The way to the Cirque Peak summit is evident, as climbing the exposed east shale shoulder onto the ridge is obvious and should take only one to one and a half hours. There is a small amount of scree and shale, but nothing substantial. For the most part, it is a straightforward walk up the side of the mountain to the ridge and onto the summit. The scenery from the top is unique, allowing a superior view of the Wapta Icefield to the southwest. Observation Peak is a mere 5.2 km away to the northwest.
In July of 1899 guide Ralph Edwards was engaged to take four explorers over the Pipestone Pass, down the Siffleur River to the Saskatchewan, up to Bear Creek (today called the Mistaya River) and then up to Bow Lake. The purpose of the expedition was to do some climbing and adventuring around the Bow Lake area. The party consisted of two lawyers, George Weed and Charles S. Thompson, and two clergymen, C.L. Noyes and Harry P. Nicholls. Of these four men, Edwards wrote:
There is an old saying used to describe a person of outstanding character that when ‘God made him He broke the mould,’ thus signifying that there were no others quite his equal; if this be so, in the present instance He broke four moulds.
After several days on the trail, the group found themselves “… between the valley of the Pipestone and the Bow.” What they did not know was where they were going to come out. One evening near Bow Lake, after supper, Edwards suggested that the following day the group should stay camped there and do some climbing while he would set out to find a shortcut to the Bow Valley somewhere north of Hector Lake. Edwards and Weed departed early the following morning, while the rest of the group climbed a nearby mountain and subsequently named it Observation Peak.
After facing a rockslide, which required clambering over, and then what looked like a box canyon to navigate, Edwards finally spotted a gap in the valley they were exploring. The gap went up a gentle slope for perhaps 150 feet. Behind it there were no mountains, and from their vantage point it appeared to flatten out.
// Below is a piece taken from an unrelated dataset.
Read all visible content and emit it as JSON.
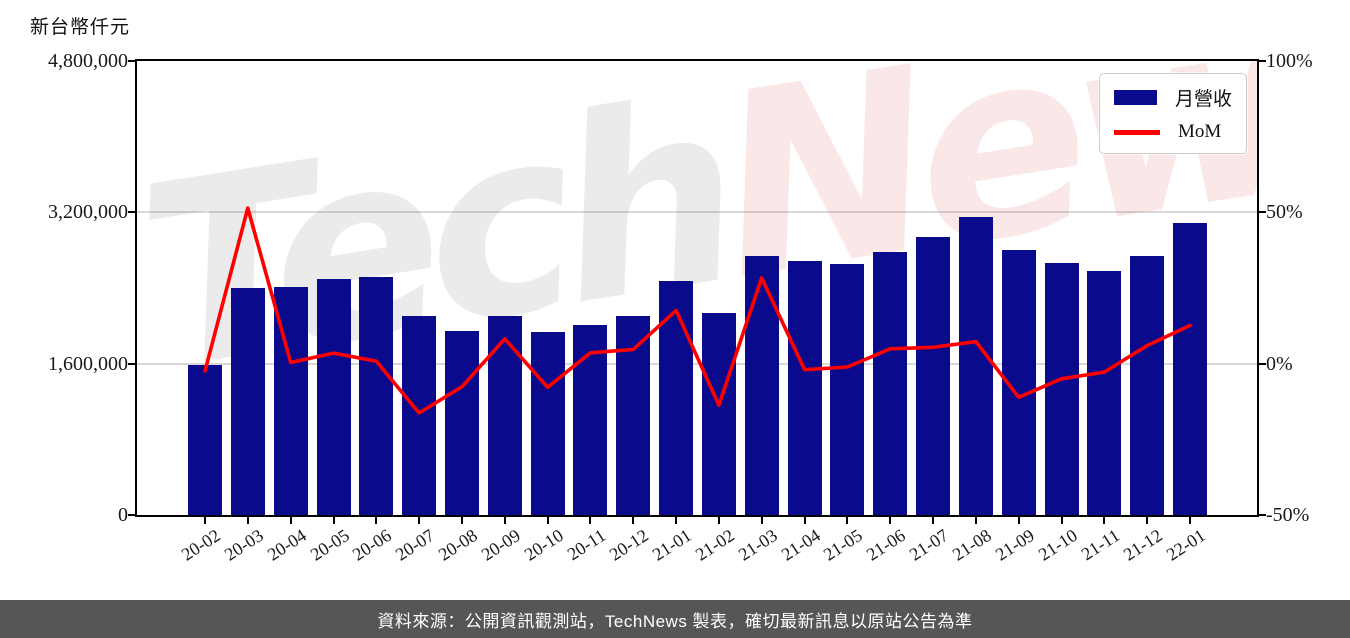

They had discovered what they had set out in search of. According to Edwards’s book Trail to the Charmed Land, “The pass was actually a beautiful, almost level alpine meadow, and to our left lay a lovely blue lake nestled at the base of the steep cliffs which terminated the eastern range.” The following evening, when the entire group camped at Lake Katherine, there was no wood for a fire, no sign of previous fires and not even a single teepee pole in sight. Edwards and Weed were quite certain they were the first humans ever to cross this pass.
Dolomite Pass got its name because of their similarity to the formations of the Dolomites of Italy. Lakes Katherine and Helen are named for the daughters of Rev. Nichols. Cirque Peak, named much later, in 1909, is so called simply because there is a large cirque at the base of the cliff.